When you don’t have trust:
- At the end of the day, everyone is protective of themselves, their projects, their opinions, and ideas
- Tough issues that should be addressed don’t as no one is willing to put their neck out on the line
- The tendency is to hide and cover-up issues rather than ask for help and expose issues
- Team members will work against each other rather than align, productivity goes in the tank
- People choose to keep their mouth shut rather than proactively helping someone else on the team
- Ideas and brainstorming becomes flat and safe- no one wants to be ridiculed or held accountable for a bad idea
- The leader is often a major cause with lack of consistency, talks about other staff members behind their backs, hasn’t created a safe environment, and tolerates others doing the same
How can you take steps to infect your team with trust?
- It starts with you. Admit your mistakes and go to the people you’ve broken trust with and apologize. Then work and pray like mad to be authentic in your leadership.
- In brainstorming sessions, create an environment where no idea is a bad idea- As soon as you start shutting down ideas in meetings, your team will immediately filter their ideas or say nothing at all.

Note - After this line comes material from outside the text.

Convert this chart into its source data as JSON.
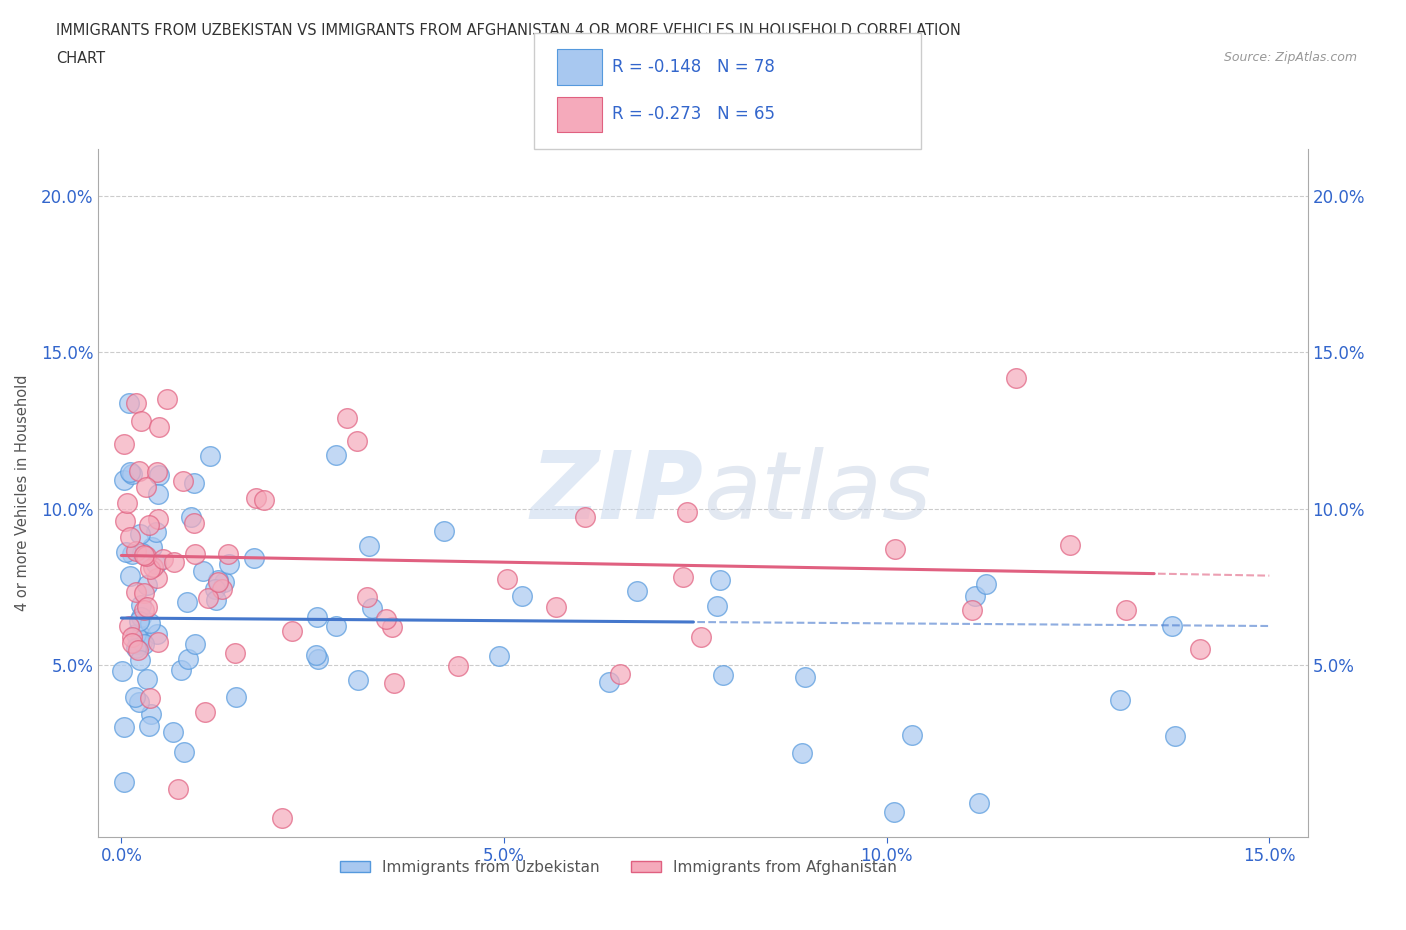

- Don’t allow people to gossip. Pour water on the gossips fires, don’t add fuel.
If someone is talking to you about someone, encourage them to talk directly to that person rather than you to work it out. (Obviously, resist the urge to gossip yourself) - Reprimand or correct one on one, not in front of the group. If necessary, call a break in a meeting to talk to someone individually privately.
- Each member of your team needs to know you’re for them and their success. Work to remove barriers for them, give them private, candid feedback so they can improve, and genuinely work to make them thrive.
- Give away praise. When your team wins, use is as an opportunity to give credit to specific members who worked hard to accomplish something and let the team get the podium. It’s not about you.
- Freely admit your weaknesses, your team already knows what they are. There’s no sense in walking around like you have all the answers, you’ll simply be modeling dysfunction.
- Read Five Dysfunctions of a Team together and start practicing better steps.
There are many days I look back and cringe at a small comment I made or where I missed opportunities to build others up… Trust is a daily decision.